Literary reflections in Trieste's mirror cafes

In Friuli Venezia Giulia Trieste Surroundings Trieste Art and Culture
Trieste's classic cafes are perfect places to relax and reflect on some of the many Italian authors who have frequented them.

The Caffe degli Specchi, Mirror Café, is one of Trieste's oldest cafes that established its reputation from the social scene of the Belle Epoche. Opened in 1839 it later became a meeting point for some of Trieste's known writers, including Italo Svevo, Franz Kafka and James Joyce.

The Antico Caffe San Marco or the Stella Polare are others of letterati choice and the social networking of the time established a deep café culture in which to meet, exchange ideas and think.
Italo Svevo was born in the city, although it was part of Austro-Hungarian territory at the time. An Italian author he is best known for his play Zeno's Conscience, which explored the psychoanalytical ideas of Sigmund Freud.
Around Trieste the Svevian museum collects all possible information on the author, there is a city tour in Italo Svevo's shoes and his plays can usually be found in at least one of the city's theatres.

Svevo was championed by Ireland's famous author, James Joyce. Although Joyce's tales were set in the country of his youth, he spent much of his time overseas, particularly in Trieste. Here he taught at the Berlitz English school and began to write Ulysses. His statue gazes out over Trieste's port and the small museum dedicated to him traces his life and fiction in the city.
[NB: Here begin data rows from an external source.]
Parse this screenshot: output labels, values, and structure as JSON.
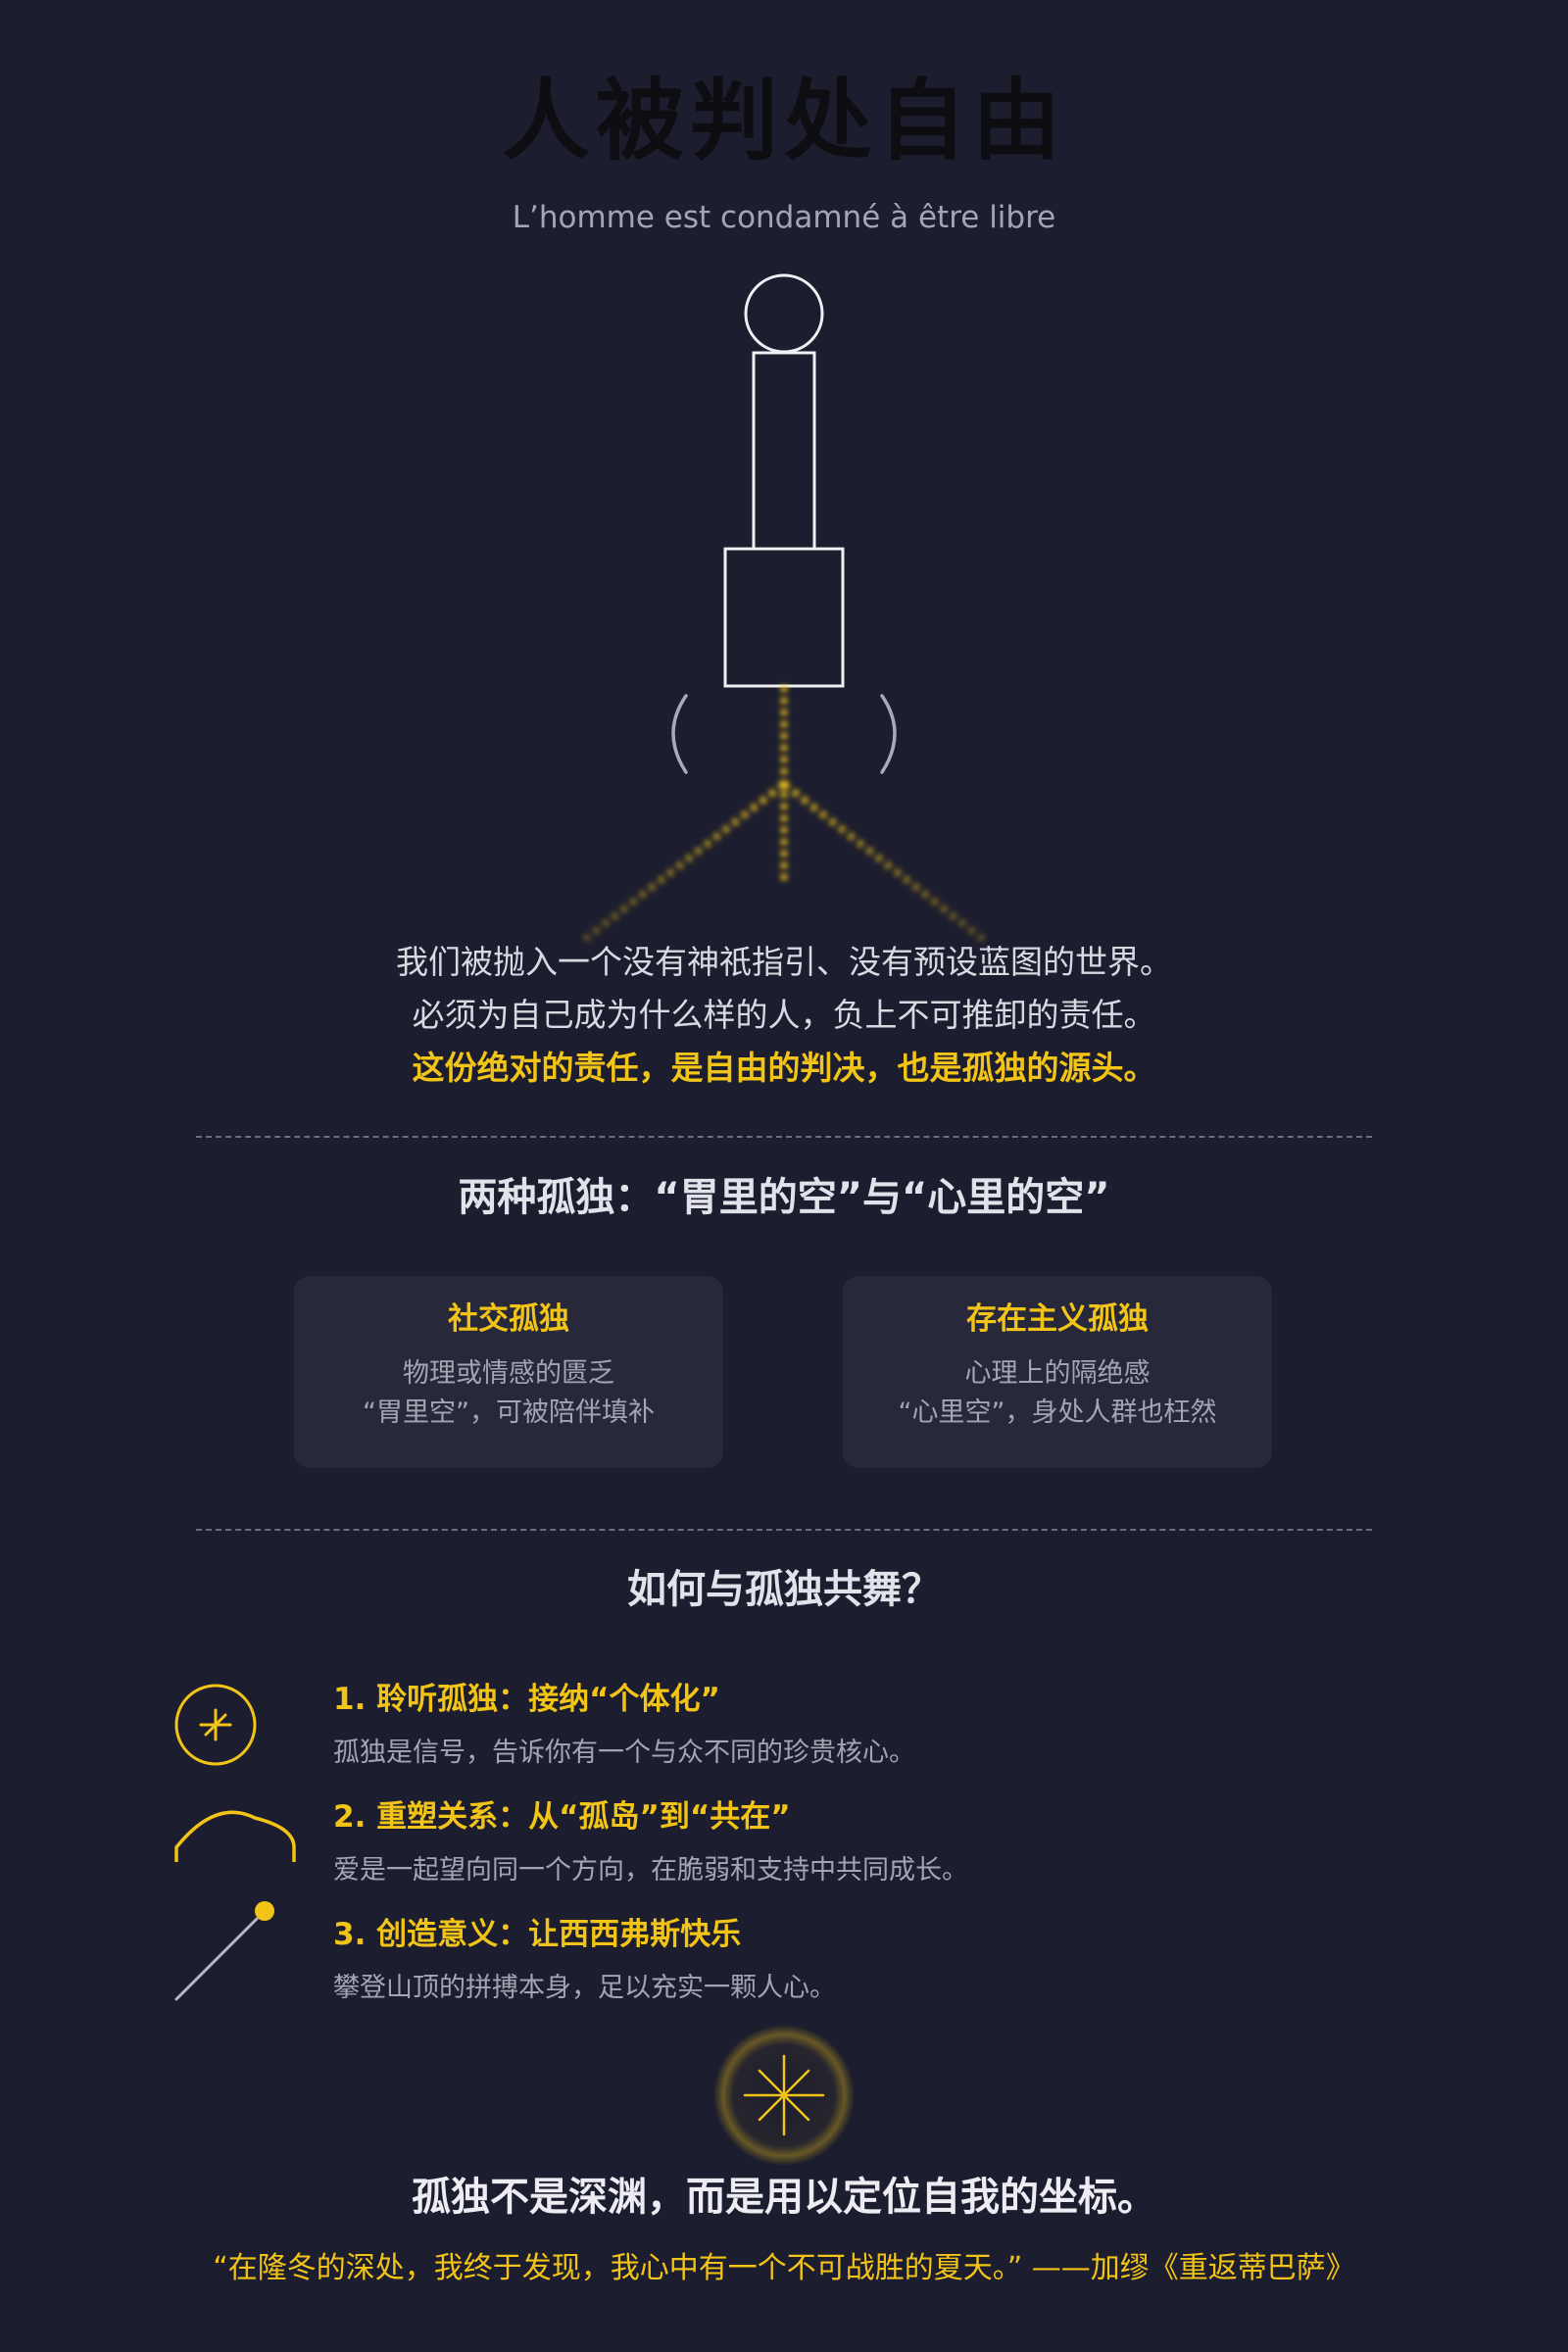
{
  "header": {
    "title": "人被判处自由",
    "subtitle": "L’homme est condamné à être libre"
  },
  "illustration": {
    "figure_icon": "lone-standing-figure",
    "path_icon": "branching-dotted-path"
  },
  "intro": {
    "line1": "我们被抛入一个没有神祇指引、没有预设蓝图的世界。",
    "line2": "必须为自己成为什么样的人，负上不可推卸的责任。",
    "highlight": "这份绝对的责任，是自由的判决，也是孤独的源头。"
  },
  "two_kinds": {
    "heading": "两种孤独：“胃里的空”与“心里的空”",
    "cards": [
      {
        "title": "社交孤独",
        "line1": "物理或情感的匮乏",
        "line2": "“胃里空”，可被陪伴填补"
      },
      {
        "title": "存在主义孤独",
        "line1": "心理上的隔绝感",
        "line2": "“心里空”，身处人群也枉然"
      }
    ]
  },
  "dance": {
    "heading": "如何与孤独共舞？",
    "steps": [
      {
        "icon": "circle-star-icon",
        "title": "1. 聆听孤独：接纳“个体化”",
        "desc": "孤独是信号，告诉你有一个与众不同的珍贵核心。"
      },
      {
        "icon": "arch-icon",
        "title": "2. 重塑关系：从“孤岛”到“共在”",
        "desc": "爱是一起望向同一个方向，在脆弱和支持中共同成长。"
      },
      {
        "icon": "slope-ball-icon",
        "title": "3. 创造意义：让西西弗斯快乐",
        "desc": "攀登山顶的拼搏本身，足以充实一颗人心。"
      }
    ]
  },
  "closing": {
    "icon": "glowing-star-icon",
    "statement": "孤独不是深渊，而是用以定位自我的坐标。",
    "quote": "“在隆冬的深处，我终于发现，我心中有一个不可战胜的夏天。” ——加缪《重返蒂巴萨》"
  },
  "colors": {
    "background": "#1c1d2e",
    "accent": "#f2c417",
    "card": "#272839",
    "muted_text": "#a4a5b3"
  }
}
Joyce and Svevo are just two of the writers who called Trieste home. Many more were drawn by the city's charms. Amongst them Jules Verne with his science fiction, Hans Christian Andersen with his fairytales, Franz Kafka with his political drama and the poet, Rainer Maria Rilke, whose stay at Duino just outside the city led to the creation of the panoramic, seaside Rilke path.

Whether you're reading a book yourself or seeking to discover exactly what did inspire those artists of the region, this city of coffee culture, where beans are roasted by the shops themselves, is the perfect place to order a mug, pull up a chair and reflect on the more literary side of life.